Observatory Case

Refuge for Resurgence

Refuge for Resurgence, a multispecies dining experience with animals, birds, plants and fungi, was shown as part of the Biennale Architettura, La Biennale Di Venezia 2021 from 22nd May to 21st November 2021. Since its unveiling at La Biennale, the installation has been traveling across places and spaces, including the Subject to Change exhibition at Droog studios in Amsterdam and the Our Time on Earth exhibition at the Barbican Centre, London UK.

As part of Superflux’s ongoing mission to explore hope through crisis towards a more-than-human future, audiences were invited to a dinner table around which multiple species gather as equals. In response to the Venice Biennale’s theme – ‘How Will We Live Together?’ – Refuge for Resurgence considered how all forms of life on earth might come together to celebrate their ecological interdependence in a post-Anthropocene world — a symbolic home where all species can prosper with resilience, adaptation, and hope.

Refuge for Resurgence presents a magnificent four-meter-long table, hand-made in Didcot from the wood of a wild Surrey oak tree in collaboration with Gareth Huw Lewis of Classic Watercraft. Placed around the table are fourteen wooden stools, each one carefully customised to suit its intended occupant. As the viewer enters the space, they are beckoned by a bespoke soundscape, a chorus recital of a poem that brings the story of the banquet, and its mythological origin story, powerfully to life.

Each species occupies a custom designed stool and table setting (image credit: Giorgio Lazzaro).

The banquet attendees represent a cross-section of life on a resurgent Earth; inclusive of species that were once domesticated, or might have been considered ‘weeds’, ‘pests’ or ‘vermin’ under human domination, but are now reclaiming their rightful place in the ecological order. Around this table, three humans – man, woman and child – join a fox, rat, wasp, pigeon, cow, wild boar, snake, beaver, wolf, raven and mushroom.
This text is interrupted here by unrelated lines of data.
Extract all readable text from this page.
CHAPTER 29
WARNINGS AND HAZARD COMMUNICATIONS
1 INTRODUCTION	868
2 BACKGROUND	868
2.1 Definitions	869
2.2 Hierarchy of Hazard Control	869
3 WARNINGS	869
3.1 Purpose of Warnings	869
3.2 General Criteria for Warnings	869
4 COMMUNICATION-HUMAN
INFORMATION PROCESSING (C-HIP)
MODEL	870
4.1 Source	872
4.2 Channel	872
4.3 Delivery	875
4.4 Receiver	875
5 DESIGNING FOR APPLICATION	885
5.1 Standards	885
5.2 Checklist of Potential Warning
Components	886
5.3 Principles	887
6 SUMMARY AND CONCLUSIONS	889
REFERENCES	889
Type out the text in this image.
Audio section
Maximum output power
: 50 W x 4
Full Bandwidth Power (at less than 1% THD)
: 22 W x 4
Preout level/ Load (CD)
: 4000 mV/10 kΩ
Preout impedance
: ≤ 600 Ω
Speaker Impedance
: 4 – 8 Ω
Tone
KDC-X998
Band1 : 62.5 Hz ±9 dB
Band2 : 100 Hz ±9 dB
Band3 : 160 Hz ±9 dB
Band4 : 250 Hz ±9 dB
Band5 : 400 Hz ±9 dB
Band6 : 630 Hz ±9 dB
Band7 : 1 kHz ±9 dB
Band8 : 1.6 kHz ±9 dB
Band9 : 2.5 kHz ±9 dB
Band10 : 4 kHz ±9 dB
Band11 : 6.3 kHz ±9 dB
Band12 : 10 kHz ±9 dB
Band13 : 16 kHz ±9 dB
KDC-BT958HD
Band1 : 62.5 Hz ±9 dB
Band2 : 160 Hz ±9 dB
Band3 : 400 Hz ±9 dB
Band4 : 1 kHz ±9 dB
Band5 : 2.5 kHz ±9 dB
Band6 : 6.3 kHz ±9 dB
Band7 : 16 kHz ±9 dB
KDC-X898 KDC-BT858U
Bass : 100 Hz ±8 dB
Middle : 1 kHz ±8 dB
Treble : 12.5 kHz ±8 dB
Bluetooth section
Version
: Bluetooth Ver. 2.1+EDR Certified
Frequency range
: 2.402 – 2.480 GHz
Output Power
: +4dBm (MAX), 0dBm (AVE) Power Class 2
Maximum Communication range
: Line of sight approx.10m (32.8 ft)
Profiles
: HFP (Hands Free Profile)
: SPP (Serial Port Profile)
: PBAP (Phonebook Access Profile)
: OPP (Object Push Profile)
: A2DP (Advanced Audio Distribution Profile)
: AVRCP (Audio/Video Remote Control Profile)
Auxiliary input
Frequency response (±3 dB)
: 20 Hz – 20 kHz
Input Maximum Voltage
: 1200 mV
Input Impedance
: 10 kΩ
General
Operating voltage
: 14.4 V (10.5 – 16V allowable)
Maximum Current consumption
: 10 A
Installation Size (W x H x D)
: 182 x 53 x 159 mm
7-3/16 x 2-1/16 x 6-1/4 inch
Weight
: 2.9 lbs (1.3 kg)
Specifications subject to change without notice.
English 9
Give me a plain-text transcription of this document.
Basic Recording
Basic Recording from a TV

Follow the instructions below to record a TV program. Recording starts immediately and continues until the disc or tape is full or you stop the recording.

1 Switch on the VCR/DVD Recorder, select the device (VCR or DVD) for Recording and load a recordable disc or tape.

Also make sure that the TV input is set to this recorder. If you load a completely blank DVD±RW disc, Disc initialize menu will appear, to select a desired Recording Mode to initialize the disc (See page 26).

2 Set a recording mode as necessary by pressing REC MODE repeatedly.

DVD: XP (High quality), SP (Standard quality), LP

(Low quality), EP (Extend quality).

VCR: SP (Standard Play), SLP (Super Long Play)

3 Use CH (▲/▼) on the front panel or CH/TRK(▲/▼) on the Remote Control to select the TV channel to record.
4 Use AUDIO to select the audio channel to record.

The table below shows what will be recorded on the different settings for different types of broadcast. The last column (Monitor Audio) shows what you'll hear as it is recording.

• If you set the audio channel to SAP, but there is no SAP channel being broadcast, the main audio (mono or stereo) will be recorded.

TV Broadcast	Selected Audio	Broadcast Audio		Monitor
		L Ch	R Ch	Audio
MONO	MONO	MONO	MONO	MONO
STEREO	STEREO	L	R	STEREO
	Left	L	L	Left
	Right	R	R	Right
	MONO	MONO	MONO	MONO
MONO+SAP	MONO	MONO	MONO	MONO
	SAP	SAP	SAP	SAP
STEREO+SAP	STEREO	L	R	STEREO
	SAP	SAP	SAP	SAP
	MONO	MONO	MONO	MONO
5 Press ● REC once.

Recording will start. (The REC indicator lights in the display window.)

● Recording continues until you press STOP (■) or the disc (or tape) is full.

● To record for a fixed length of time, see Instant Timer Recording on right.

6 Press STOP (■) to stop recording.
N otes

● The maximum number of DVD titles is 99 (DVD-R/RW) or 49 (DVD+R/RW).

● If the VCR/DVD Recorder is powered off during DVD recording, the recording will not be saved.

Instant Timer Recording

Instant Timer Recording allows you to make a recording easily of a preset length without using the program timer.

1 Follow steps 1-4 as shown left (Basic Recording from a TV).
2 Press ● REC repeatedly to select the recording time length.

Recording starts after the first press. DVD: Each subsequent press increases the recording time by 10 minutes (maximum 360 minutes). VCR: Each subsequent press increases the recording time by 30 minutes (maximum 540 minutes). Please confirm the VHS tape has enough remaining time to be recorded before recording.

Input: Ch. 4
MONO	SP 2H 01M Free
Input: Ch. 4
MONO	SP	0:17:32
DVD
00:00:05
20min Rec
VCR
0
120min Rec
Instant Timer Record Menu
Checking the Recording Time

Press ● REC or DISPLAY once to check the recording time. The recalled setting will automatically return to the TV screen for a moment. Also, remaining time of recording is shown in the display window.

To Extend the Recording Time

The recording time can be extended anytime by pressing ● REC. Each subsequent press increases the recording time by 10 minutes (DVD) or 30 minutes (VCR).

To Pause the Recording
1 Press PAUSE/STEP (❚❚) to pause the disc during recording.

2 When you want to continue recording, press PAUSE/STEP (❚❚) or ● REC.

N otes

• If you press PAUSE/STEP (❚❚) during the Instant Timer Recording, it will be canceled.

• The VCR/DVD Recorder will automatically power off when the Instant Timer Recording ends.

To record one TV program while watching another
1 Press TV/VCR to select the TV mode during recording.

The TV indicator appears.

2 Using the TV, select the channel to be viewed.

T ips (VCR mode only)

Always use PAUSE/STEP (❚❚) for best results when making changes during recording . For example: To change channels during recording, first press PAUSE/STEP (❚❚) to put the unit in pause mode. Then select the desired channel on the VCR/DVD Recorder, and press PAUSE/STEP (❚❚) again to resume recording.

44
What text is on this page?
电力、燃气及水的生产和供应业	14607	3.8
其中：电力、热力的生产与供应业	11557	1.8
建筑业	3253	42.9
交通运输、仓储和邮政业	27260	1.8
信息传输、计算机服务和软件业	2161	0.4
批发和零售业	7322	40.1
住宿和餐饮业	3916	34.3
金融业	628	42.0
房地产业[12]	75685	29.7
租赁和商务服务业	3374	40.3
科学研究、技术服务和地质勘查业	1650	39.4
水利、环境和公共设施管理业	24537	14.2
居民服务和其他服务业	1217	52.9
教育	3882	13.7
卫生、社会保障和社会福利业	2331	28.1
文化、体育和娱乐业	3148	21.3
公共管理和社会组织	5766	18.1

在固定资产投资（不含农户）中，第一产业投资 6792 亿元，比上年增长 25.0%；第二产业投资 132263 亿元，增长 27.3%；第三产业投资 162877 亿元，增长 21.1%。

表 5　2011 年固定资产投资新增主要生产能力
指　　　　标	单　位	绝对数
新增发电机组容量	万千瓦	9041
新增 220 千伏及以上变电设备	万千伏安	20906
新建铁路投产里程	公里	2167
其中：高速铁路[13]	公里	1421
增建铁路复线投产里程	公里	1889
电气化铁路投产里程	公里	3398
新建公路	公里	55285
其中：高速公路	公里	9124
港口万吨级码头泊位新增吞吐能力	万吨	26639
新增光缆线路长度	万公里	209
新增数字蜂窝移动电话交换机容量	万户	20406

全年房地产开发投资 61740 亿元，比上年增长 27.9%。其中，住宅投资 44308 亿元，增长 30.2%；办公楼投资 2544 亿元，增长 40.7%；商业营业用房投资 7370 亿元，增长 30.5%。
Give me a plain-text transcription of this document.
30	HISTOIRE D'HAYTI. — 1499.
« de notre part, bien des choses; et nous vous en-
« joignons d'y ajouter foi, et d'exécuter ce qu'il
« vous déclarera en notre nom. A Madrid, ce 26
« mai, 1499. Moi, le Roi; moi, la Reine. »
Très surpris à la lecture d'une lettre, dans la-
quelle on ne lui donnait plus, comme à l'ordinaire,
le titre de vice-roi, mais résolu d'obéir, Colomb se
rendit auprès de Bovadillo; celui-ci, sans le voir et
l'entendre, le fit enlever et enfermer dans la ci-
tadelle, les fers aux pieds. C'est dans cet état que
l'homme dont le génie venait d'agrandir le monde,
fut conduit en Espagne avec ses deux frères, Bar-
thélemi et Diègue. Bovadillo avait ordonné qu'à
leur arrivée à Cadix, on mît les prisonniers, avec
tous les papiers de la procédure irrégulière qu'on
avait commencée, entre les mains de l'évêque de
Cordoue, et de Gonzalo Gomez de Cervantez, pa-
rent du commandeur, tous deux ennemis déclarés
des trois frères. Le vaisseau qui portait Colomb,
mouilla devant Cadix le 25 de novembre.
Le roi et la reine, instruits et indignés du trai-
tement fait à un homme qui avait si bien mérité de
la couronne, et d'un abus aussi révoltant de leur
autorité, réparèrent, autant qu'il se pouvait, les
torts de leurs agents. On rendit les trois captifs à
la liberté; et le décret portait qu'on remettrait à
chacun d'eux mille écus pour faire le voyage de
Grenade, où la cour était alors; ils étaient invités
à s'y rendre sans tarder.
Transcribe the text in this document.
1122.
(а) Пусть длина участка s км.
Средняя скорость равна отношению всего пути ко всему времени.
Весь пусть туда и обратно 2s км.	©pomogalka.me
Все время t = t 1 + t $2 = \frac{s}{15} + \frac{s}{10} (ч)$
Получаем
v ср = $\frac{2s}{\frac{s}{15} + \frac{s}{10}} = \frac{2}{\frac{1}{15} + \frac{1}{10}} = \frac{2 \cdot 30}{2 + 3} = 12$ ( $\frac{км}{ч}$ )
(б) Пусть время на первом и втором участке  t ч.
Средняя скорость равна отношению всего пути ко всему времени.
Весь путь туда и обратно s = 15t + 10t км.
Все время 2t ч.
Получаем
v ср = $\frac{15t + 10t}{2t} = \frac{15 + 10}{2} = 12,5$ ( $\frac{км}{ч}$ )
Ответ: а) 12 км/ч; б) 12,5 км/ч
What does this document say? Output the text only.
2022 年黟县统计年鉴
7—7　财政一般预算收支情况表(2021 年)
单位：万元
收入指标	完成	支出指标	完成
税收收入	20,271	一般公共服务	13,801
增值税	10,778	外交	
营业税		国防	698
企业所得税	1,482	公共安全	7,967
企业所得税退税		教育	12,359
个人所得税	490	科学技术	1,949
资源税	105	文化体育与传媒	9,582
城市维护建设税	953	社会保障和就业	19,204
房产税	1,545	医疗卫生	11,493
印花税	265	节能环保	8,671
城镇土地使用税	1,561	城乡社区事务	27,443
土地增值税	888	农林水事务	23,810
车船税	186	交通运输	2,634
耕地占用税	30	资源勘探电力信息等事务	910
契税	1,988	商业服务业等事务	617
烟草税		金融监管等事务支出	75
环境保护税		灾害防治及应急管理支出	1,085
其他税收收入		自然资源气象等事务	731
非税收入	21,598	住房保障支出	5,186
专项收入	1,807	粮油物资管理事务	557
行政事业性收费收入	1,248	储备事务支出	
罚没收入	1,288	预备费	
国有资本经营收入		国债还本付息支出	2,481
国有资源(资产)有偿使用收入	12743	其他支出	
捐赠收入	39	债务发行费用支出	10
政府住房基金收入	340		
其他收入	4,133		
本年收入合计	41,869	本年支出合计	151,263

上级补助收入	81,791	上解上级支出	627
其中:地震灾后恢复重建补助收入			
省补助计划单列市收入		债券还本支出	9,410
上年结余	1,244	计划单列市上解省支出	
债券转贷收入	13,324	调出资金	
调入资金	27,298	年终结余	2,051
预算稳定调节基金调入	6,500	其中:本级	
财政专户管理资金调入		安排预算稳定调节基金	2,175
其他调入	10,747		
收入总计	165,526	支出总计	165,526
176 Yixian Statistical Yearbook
Each creature has a place set at the table, but only the wasp, mushroom and raven (in taxidermied form) physically join the installation. By exploring each place around the table, the viewer can infer the identity of the guests from finely detailed clues on display. These include species-symbolic cutlery, hand-crafted from materials foraged from a former world (avian bones, brakelights, twigs, a rusted circuit board or telephone wire); food offerings carefully catered for each guest; and ceramic plates meticulously illustrated by illustrator Nicola Ferrao with mytho-poetic scenes depicting the species protagonists and their narrative journeys, from destruction to resurgence.

“We’re drawing on ideas of folklore, mythology, the transformative potential of ritual and ceremony. We want to open up poetic aspects of other worlds that might feel enigmatic – or even magical. This is an invocation and a prayer for a different kind of world.”

– Jon Ardern, co-founder, Superflux

The table sits beneath a trio of suspended LCD screens that form a triptych window onto the world outside. Created by designer Sebastien Tiew, the windows reveal a cityscape in the aftermath of catastrophe – streets are flooded, buildings lie in ruins, the urban fabric lies shredded – but the vision is far from dystopian.

Green plants and trees are creeping in to reclaim the city, and the wildlife that was previously barred from human spaces is finding its way back to the streets and making a new home. From the perspective of the creatures at the banquet, nature is building a new world from the wreckage of the old. Their task is to work together and find their respective places within it.

“Our proposal for a way out of this dilemma is to completely change the way we view ourselves and our relationship with nature. Instead of seeing humans as separate from nature, we need to understand that we are a part of it. By radically changing our attitude toward natural systems and the ecology of our planet, we have the best chance to reverse the damage we’ve done. How might we – humans and non-humans – truly engage in collaborative living?”

– Anab Jain, co-founder, Superflux

After being shown at the Venice Biennale, Refuge for Resurgence will travel to Amsterdam, where it will be exhibited by Droog. Then, it will join London Barbican’s touring show ‘Our Time on Earth’, exhibiting first at the Barbican’s Curve Gallery, and then across European venues for a duration of five years.